Discussion. We can see in Fig. 1 again a high performance impact of searchable encryption. Nevertheless, our choice of budget increment \(\alpha = 3\) leads to higher security gains than performance penalties for \(\beta = 300, 450, 600\). We conclude that \(\alpha = 3\) is indeed addressing a promising set of infrequent queries. As expected the higher the budget upper limit \(\beta \), the less columns are decrypted and the better the security, but the worse performance. Note that due to our budget update strategy \(S_1\) of refilling only selection columns very few column budgets get increased and the budget limit (and initial budget) is more critical. For \(\beta = 300\), we have the best security gain to performance penalty ratio. Hence, we use \(\alpha = 3\) and \(\beta = 300\) in our subsequent experiment for the budget update strategy.

5.6 Budget Update Strategy

We measure the impact of the budget update strategy \(S_1\) to \(S_4\). We expect less columns to be decrypted from \(S_1\) to \(S_4\), since budget increments occur more frequently. This implies more security gain and less performance penalty. We chose \(\alpha = 3\) and \(\beta = 300\) from the results in the first two experiments. Our random choices and experimental setup are as described before. Our results are depicted in Fig. 1.

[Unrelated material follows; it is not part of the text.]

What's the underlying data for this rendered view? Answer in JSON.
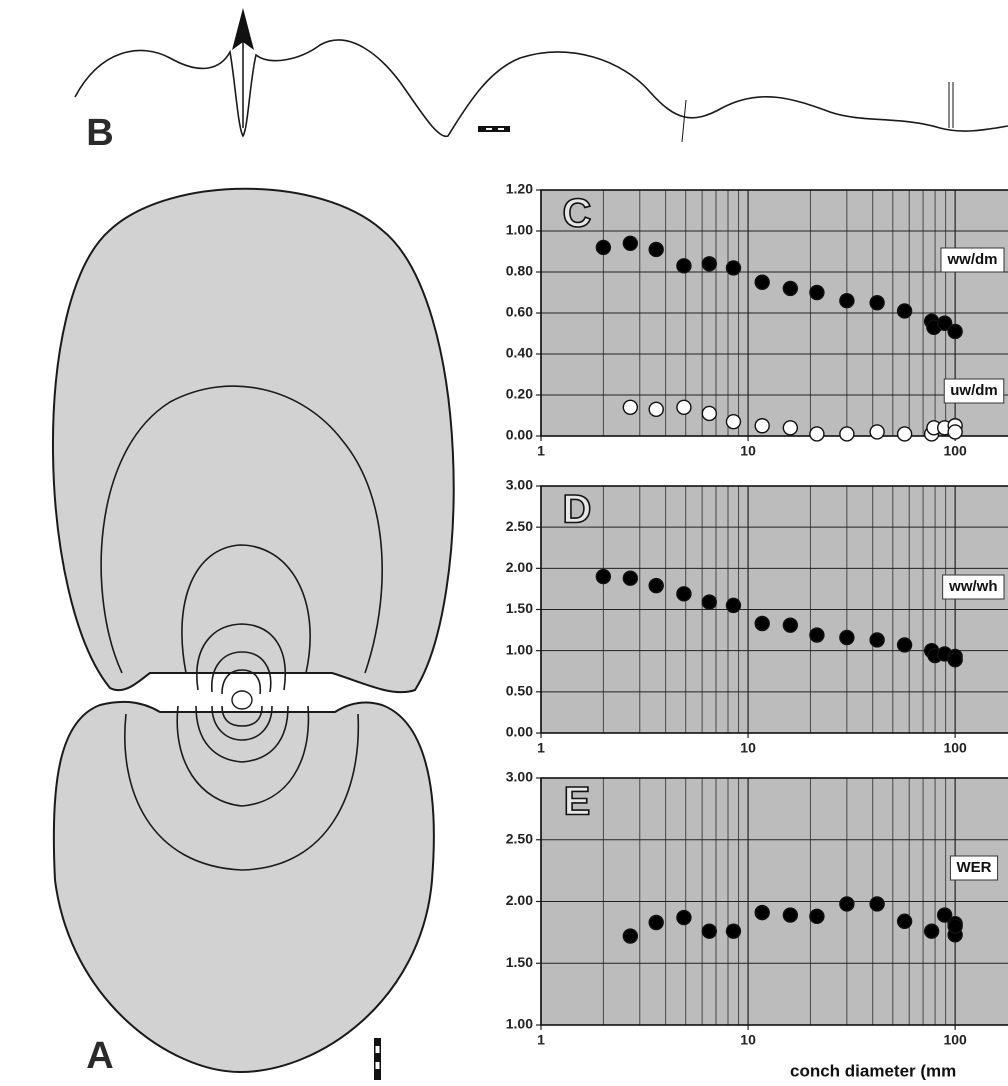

Discussion. We can see in Fig. 1 somewhat surprising results. For our choices of \(\alpha = 3\) and \(\beta = 300\) the security is not impacted by the budget update strategy. All four strategies on average do not decrypt one column. Still, we can see the expected decreased performance penalty.

Different strategies may impact different columns and hence we believe that there may be a qualitative difference between the strategies. Still, even if the security differences are just too small to be measured, the strategy \(S_1\) is clearly superior. Hence, we recommend and used in all our other experiments strategy \(S_1\) of refilling only selection columns.